Frode Hegland & I learned last week that our project, “The Future of Text in XR,” was funded by the Alfred P. Sloan Foundation. Here is the link to the Future of Text website with detailed information about our work, including videos and prototypes.
Abstract
We believe a fundamental change will occur when working in XR becomes the norm because when we see different, and we can interact differently, we become different. Our concern is that the paradigms of working in XR will be owned solely by commercial entities that have their own priorities. Therefore, our goal is to inspire and enable powerfully useful XR workspaces & workflows. We aim to inspire through building experiences that are truly useful, not just demos, and we aim to enable others through community dialog & support for open infrastructures. To fully augment knowledge work in XR, dialog is crucial but it also becomes necessary to build systems that are better than ‘what ships with the headset’. We have chosen to focus on augmenting academic reading and authorship first, with open systems that anyone can take advantage of to build ‘power tools’ for the mind for other user groups as well.
Advisory Board
- Vint Cerf, co-inventor of the Internet
- Ismail Serageldin, founder of the modern Library of Alexandria
- David De Roure, Academic Director, Digital Scholarship, University of Oxford
- Barbara Tversky, author of ‘Mind in Motion’

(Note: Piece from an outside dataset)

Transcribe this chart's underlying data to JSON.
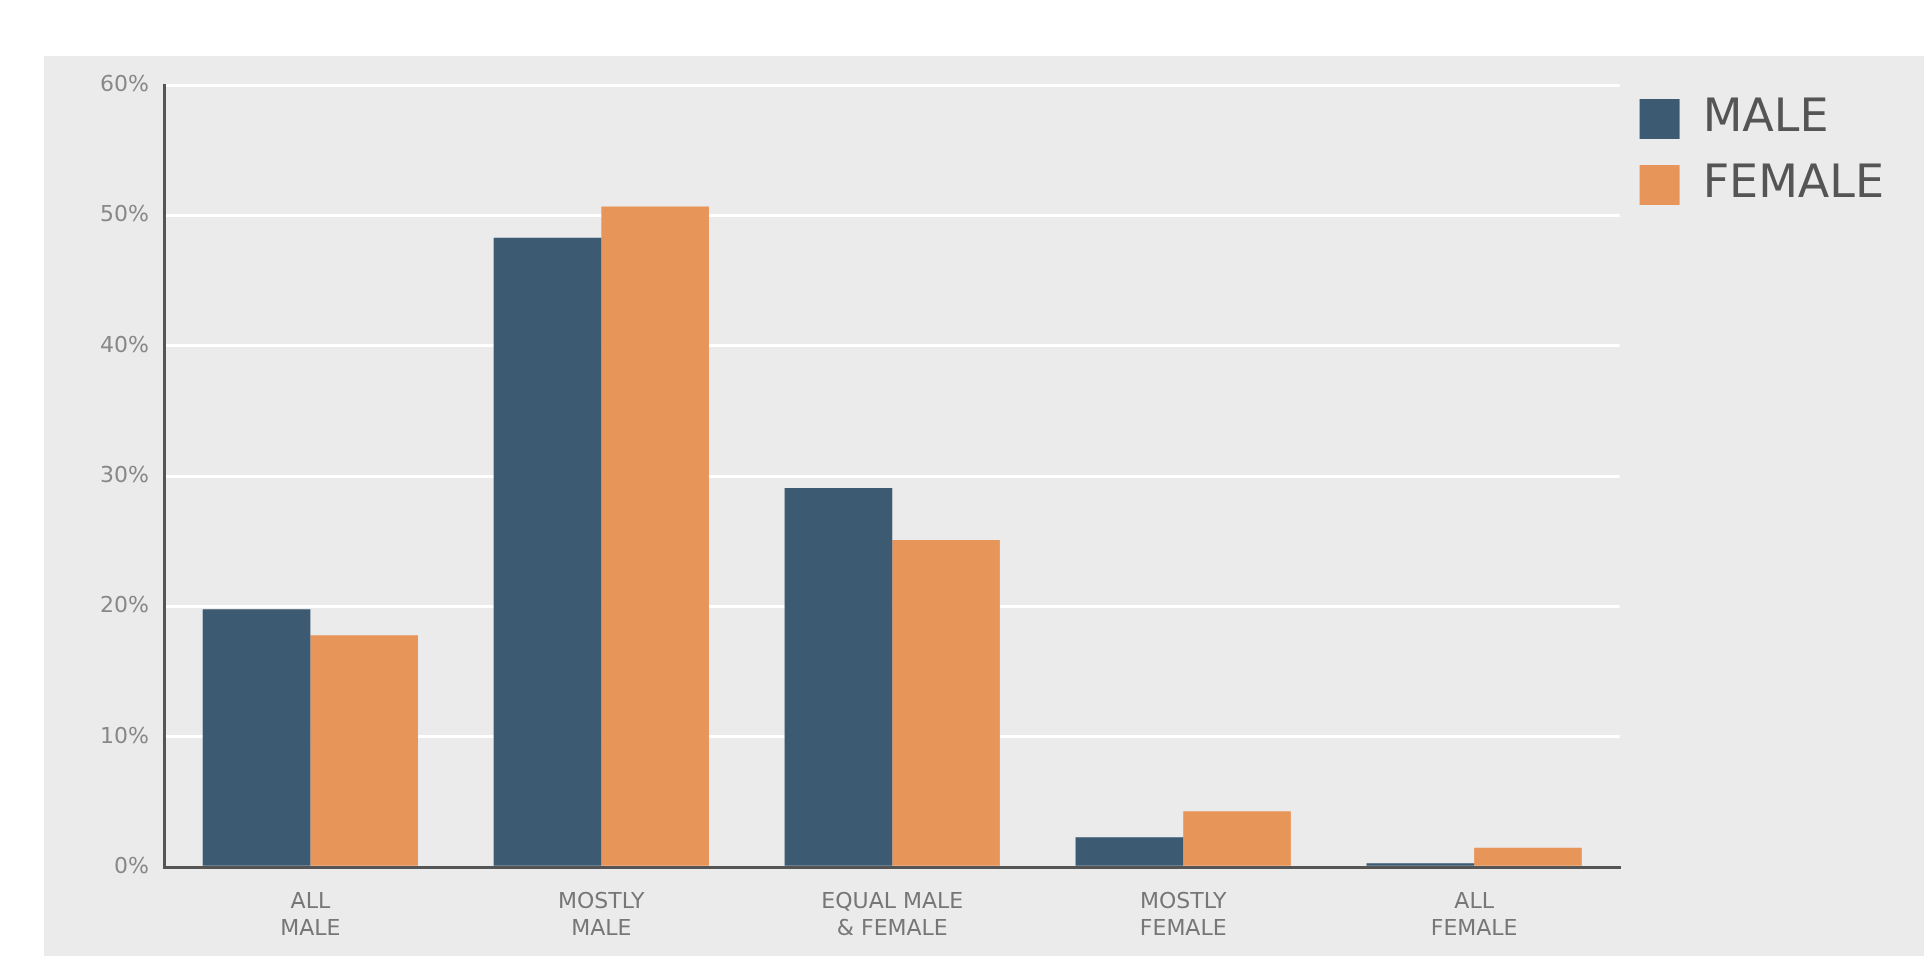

- Bob Stein, co-founder of The Voyager Company, Future of the Book
- Bruce Horn, programmer of the original Finder in the Macintosh, currently at Apple working on Siri
- Howard Rheingold, author of ‘Tools for Thought’, educator
- J Yellowlees Douglas, pioneer author & scholar of hypertext fiction
- Livia Polanyi, theoretical linguist & consulting Professor of Linguistics, Stanford University
- Ted Nelson, pioneer and coiner of the term ‘Hypertext’

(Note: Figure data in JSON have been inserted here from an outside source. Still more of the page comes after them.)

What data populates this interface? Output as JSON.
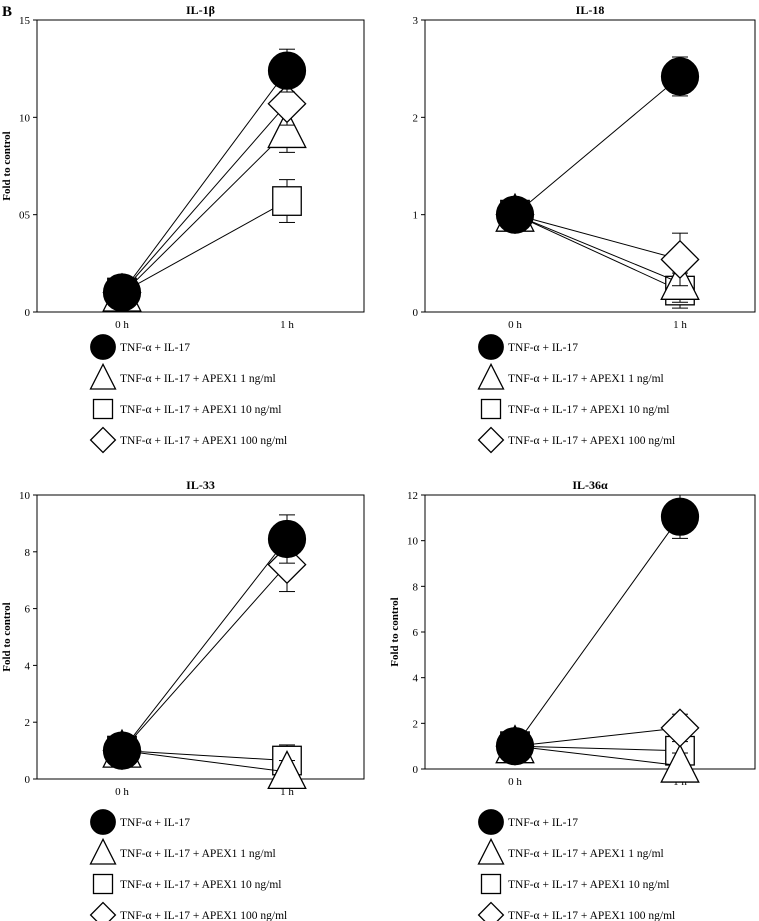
{
  "panel_letter": "B",
  "colors": {
    "ink": "#000000",
    "paper": "#ffffff"
  },
  "chart_data": [
    {
      "type": "line",
      "title": "IL-1β",
      "ylabel": "Fold to control",
      "categories": [
        "0 h",
        "1 h"
      ],
      "ylim": [
        0,
        15
      ],
      "yticks": [
        0,
        5,
        10,
        15
      ],
      "ytick_labels": [
        "0",
        "05",
        "10",
        "15"
      ],
      "series": [
        {
          "name": "TNF-α + IL-17",
          "marker": "circle",
          "values": [
            1.0,
            12.4
          ],
          "errors": [
            0.2,
            1.1
          ]
        },
        {
          "name": "TNF-α + IL-17 + APEX1 1 ng/ml",
          "marker": "triangle",
          "values": [
            0.9,
            9.3
          ],
          "errors": [
            0.2,
            1.1
          ]
        },
        {
          "name": "TNF-α + IL-17 + APEX1 10 ng/ml",
          "marker": "square",
          "values": [
            1.0,
            5.7
          ],
          "errors": [
            0.2,
            1.1
          ]
        },
        {
          "name": "TNF-α + IL-17 + APEX1 100 ng/ml",
          "marker": "diamond",
          "values": [
            1.0,
            10.7
          ],
          "errors": [
            0.2,
            1.1
          ]
        }
      ]
    },
    {
      "type": "line",
      "title": "IL-18",
      "ylabel": "",
      "categories": [
        "0 h",
        "1 h"
      ],
      "ylim": [
        0,
        3
      ],
      "yticks": [
        0,
        1,
        2,
        3
      ],
      "ytick_labels": [
        "0",
        "1",
        "2",
        "3"
      ],
      "series": [
        {
          "name": "TNF-α + IL-17",
          "marker": "circle",
          "values": [
            1.0,
            2.42
          ],
          "errors": [
            0.05,
            0.2
          ]
        },
        {
          "name": "TNF-α + IL-17 + APEX1 1 ng/ml",
          "marker": "triangle",
          "values": [
            1.0,
            0.3
          ],
          "errors": [
            0.05,
            0.2
          ]
        },
        {
          "name": "TNF-α + IL-17 + APEX1 10 ng/ml",
          "marker": "square",
          "values": [
            1.0,
            0.22
          ],
          "errors": [
            0.05,
            0.18
          ]
        },
        {
          "name": "TNF-α + IL-17 + APEX1 100 ng/ml",
          "marker": "diamond",
          "values": [
            1.0,
            0.54
          ],
          "errors": [
            0.05,
            0.27
          ]
        }
      ]
    },
    {
      "type": "line",
      "title": "IL-33",
      "ylabel": "Fold to control",
      "categories": [
        "0 h",
        "1 h"
      ],
      "ylim": [
        0,
        10
      ],
      "yticks": [
        0,
        2,
        4,
        6,
        8,
        10
      ],
      "ytick_labels": [
        "0",
        "2",
        "4",
        "6",
        "8",
        "10"
      ],
      "series": [
        {
          "name": "TNF-α + IL-17",
          "marker": "circle",
          "values": [
            1.0,
            8.45
          ],
          "errors": [
            0.2,
            0.85
          ]
        },
        {
          "name": "TNF-α + IL-17 + APEX1 1 ng/ml",
          "marker": "triangle",
          "values": [
            1.0,
            0.25
          ],
          "errors": [
            0.2,
            0.4
          ]
        },
        {
          "name": "TNF-α + IL-17 + APEX1 10 ng/ml",
          "marker": "square",
          "values": [
            1.0,
            0.65
          ],
          "errors": [
            0.2,
            0.55
          ]
        },
        {
          "name": "TNF-α + IL-17 + APEX1 100 ng/ml",
          "marker": "diamond",
          "values": [
            1.0,
            7.55
          ],
          "errors": [
            0.2,
            0.95
          ]
        }
      ]
    },
    {
      "type": "line",
      "title": "IL-36α",
      "ylabel": "Fold to control",
      "categories": [
        "0 h",
        "1 h"
      ],
      "ylim": [
        0,
        12
      ],
      "yticks": [
        0,
        2,
        4,
        6,
        8,
        10,
        12
      ],
      "ytick_labels": [
        "0",
        "2",
        "4",
        "6",
        "8",
        "10",
        "12"
      ],
      "series": [
        {
          "name": "TNF-α + IL-17",
          "marker": "circle",
          "values": [
            1.0,
            11.05
          ],
          "errors": [
            0.2,
            0.95
          ]
        },
        {
          "name": "TNF-α + IL-17 + APEX1 1 ng/ml",
          "marker": "triangle",
          "values": [
            1.0,
            0.15
          ],
          "errors": [
            0.2,
            0.55
          ]
        },
        {
          "name": "TNF-α + IL-17 + APEX1 10 ng/ml",
          "marker": "square",
          "values": [
            1.0,
            0.8
          ],
          "errors": [
            0.2,
            0.5
          ]
        },
        {
          "name": "TNF-α + IL-17 + APEX1 100 ng/ml",
          "marker": "diamond",
          "values": [
            1.0,
            1.8
          ],
          "errors": [
            0.2,
            0.6
          ]
        }
      ]
    }
  ]
}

Future of Text Lab Members
- Alan Laidlaw, an independent researcher working on pixel-free interactions and peripheral interfaces. He looks at information technology the way a geomorphologist looks at civil engineering
- Andreea Ion Cojocaru, licensed architect and a software developer
- Fabien Benetou. Prototyping at the European Parliament Innovation lab
- Peter J. Wasilko, Esq. Attorney, Programmer, and Independent Scholar residing in Ossining, New York
- Brandel Zachernuk, working on open Web standards for XR at Apple
- Mark Anderson, independent researcher in Hypertext and Knowledge systems. Associated with the Web & Internet Science (WAIS) Lab at the University of Southampton
- Leon van Kammen. Creative Technologist & Researcher
- Rob Swigart, author of games, interactive media, and novels
Objectives
Our objectives are to 1) support dialog for how to work with text in XR, 2) build XR software and, 3) develop metadata infrastructures to support software interaction that integrates with real-world workflows.
Proposed Activities
1) Community building and support for dialog, including weekly lab meetings, annual Symposium, student competition, and continued publication of volumes of The Future of Text, with a focus on text in XR
2) Software development for WebXR with a focus on reading for the first year and authorship the second year
3) Visual-Meta Infrastructure support for more robust & open metadata, at very low cost to users & publishers.
Expected Outcomes
The potential of XR is too important to leave only to commercial developers. Keeping in mind the expression, “first we shape our tools, then our tools shape us,” the paradigms we develop for work in XR now will influence the imagination for generations to come. This project will result in better understanding of how powerful working in XR can be, far beyond the vision of any one software development company. We are the last generation not to be working in XR, at least during part of our workday. Let’s make sure we think this through, together.
Final Thoughts
The Electronic Literature Lab is excited about other possible outcomes of this project. First, it provides us the ability to experiment with a new kind of metadata that this project is specifically developing for XR environments––namely Visual-Meta. Second, it may open up new ways of expressing born-digital literature, art, and games where words and other forms of text can be experienced in a more immediate and visceral way in XR. Third, it will help us dig deep into practices of preserving and conserving XR-oriented works.